Beloved Imam Alsadig Almahdi President of the National Umma Party and Imam of Ansar Allah and the legitimate democratically elected Prime Minister of the Sudan

 

 

 

Khartoum

Friday, 30 May 2014

 

About 600 Sudanese protesters chanted and waved banners and flags after Friday prayers in the capital Khartoum, demanding the release of opposition leader Sadiq al-Mahdi who was arrested two weeks ago.

Mahdi, head of the opposition Umma Party, was detained after the public prosecutor opened an investigation into charges he insulted state security forces over a surge in violence in the western Darfur region.

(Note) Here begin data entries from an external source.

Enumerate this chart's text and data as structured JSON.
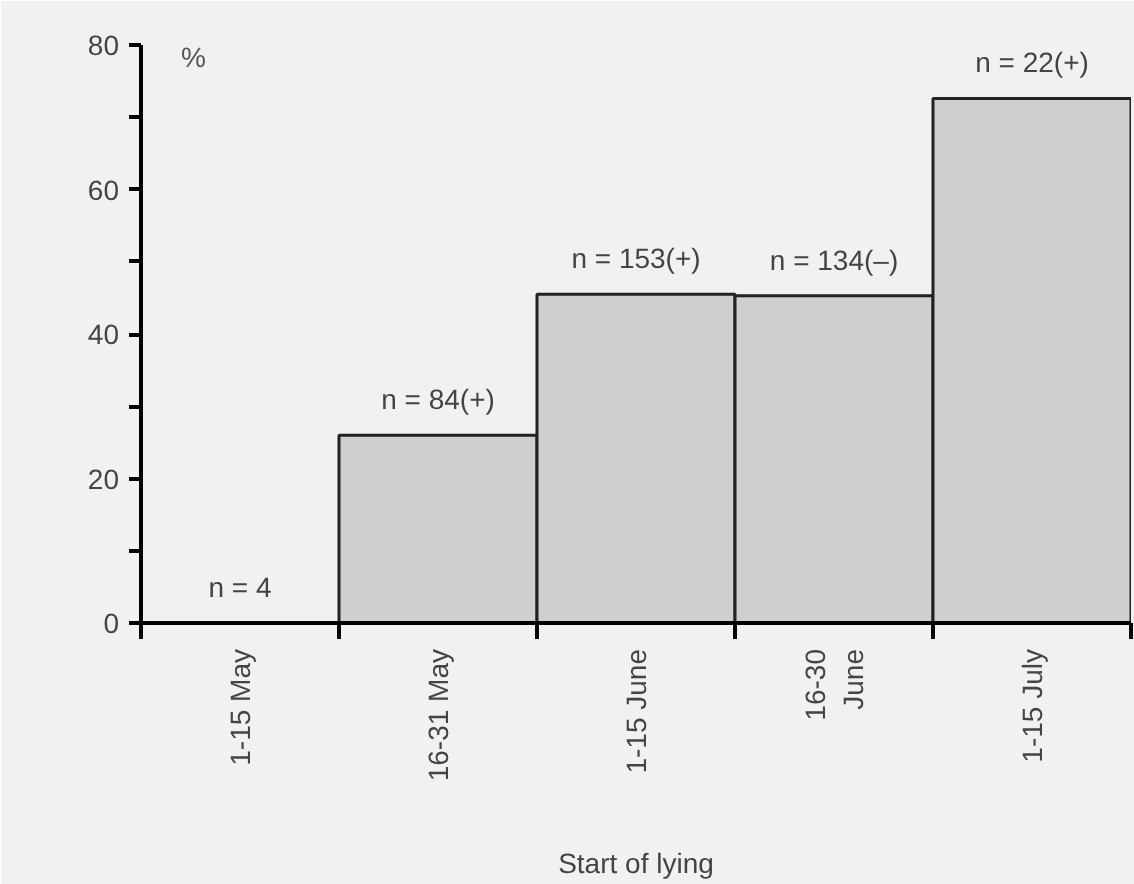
{
  "chart_data": {
    "type": "bar",
    "xlabel": "Start of lying",
    "ylabel": "%",
    "categories": [
      "1-15 May",
      "16-31 May",
      "1-15 June",
      "16-30\nJune",
      "1-15 July"
    ],
    "values": [
      0,
      26,
      45.5,
      45.3,
      72.6
    ],
    "color": "#cfcfcf",
    "ylim": [
      0,
      80
    ],
    "yticks": [
      0,
      {
        "value": 10,
        "label": null
      },
      20,
      {
        "value": 30,
        "label": null
      },
      40,
      {
        "value": 50,
        "label": null
      },
      60,
      {
        "value": 70,
        "label": null
      },
      80
    ],
    "grid": false,
    "annotations": [
      {
        "text": "n = 4",
        "x": "1-15 May",
        "y": 0
      },
      {
        "text": "n = 84(+)",
        "x": "16-31 May",
        "y": 26
      },
      {
        "text": "n = 153(+)",
        "x": "1-15 June",
        "y": 45.5
      },
      {
        "text": "n = 134(–)",
        "x": "16-30\nJune",
        "y": 45.3
      },
      {
        "text": "n = 22(+)",
        "x": "1-15 July",
        "y": 72.6
      }
    ]
  }
}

Mahdi served as prime minister in Sudan’s last elected civilian government before he was overthrown by current President Omar Hassan al-Bashir in 1989.

Security forces, including dozens of riot police holding plastic shields, surrounded the demonstrators as they gathered at the Imam Abdel Rahman mosque in the Omdurman district of Khartoum to protest the detention.

“No dialogue with the villains,” the protesters chanted. “Sadiq is the voice of the people.”

Demonstrators raised Umma Party flags and signs with “Revolution, revolution until victory” and “Release the Imam Sadiq al-Mahdi” written on them.

The two sides did not clash, unlike demonstrations in 2012 and 2013 against Bashir’s rule which led to violent confrontations with police.

During his quarter-century in power, Bashir has weathered protests, armed insurgencies, U.S. trade sanctions, the secession of oil-producing South Sudan and an arrest warrant from the International Criminal Court on charges of masterminding genocide and other war crimes in Darfur.

In response to Mahdi’s arrest, the Umma Party cancelled national dialogue talks called by the president that were meant to ease tension among political parties ahead of parliamentary and presidential elections due next year.

It also called on its supporters to protest the detention, and some of Friday’s demonstrators vowed to press ahead. “We will not stop until they release the hope of Sudan, Sadiq al-Mahdi,” said Ahmed Awad, 42.

A decision to cut fuel subsidies in September led to riots in which dozens of people were killed and hundreds arrested.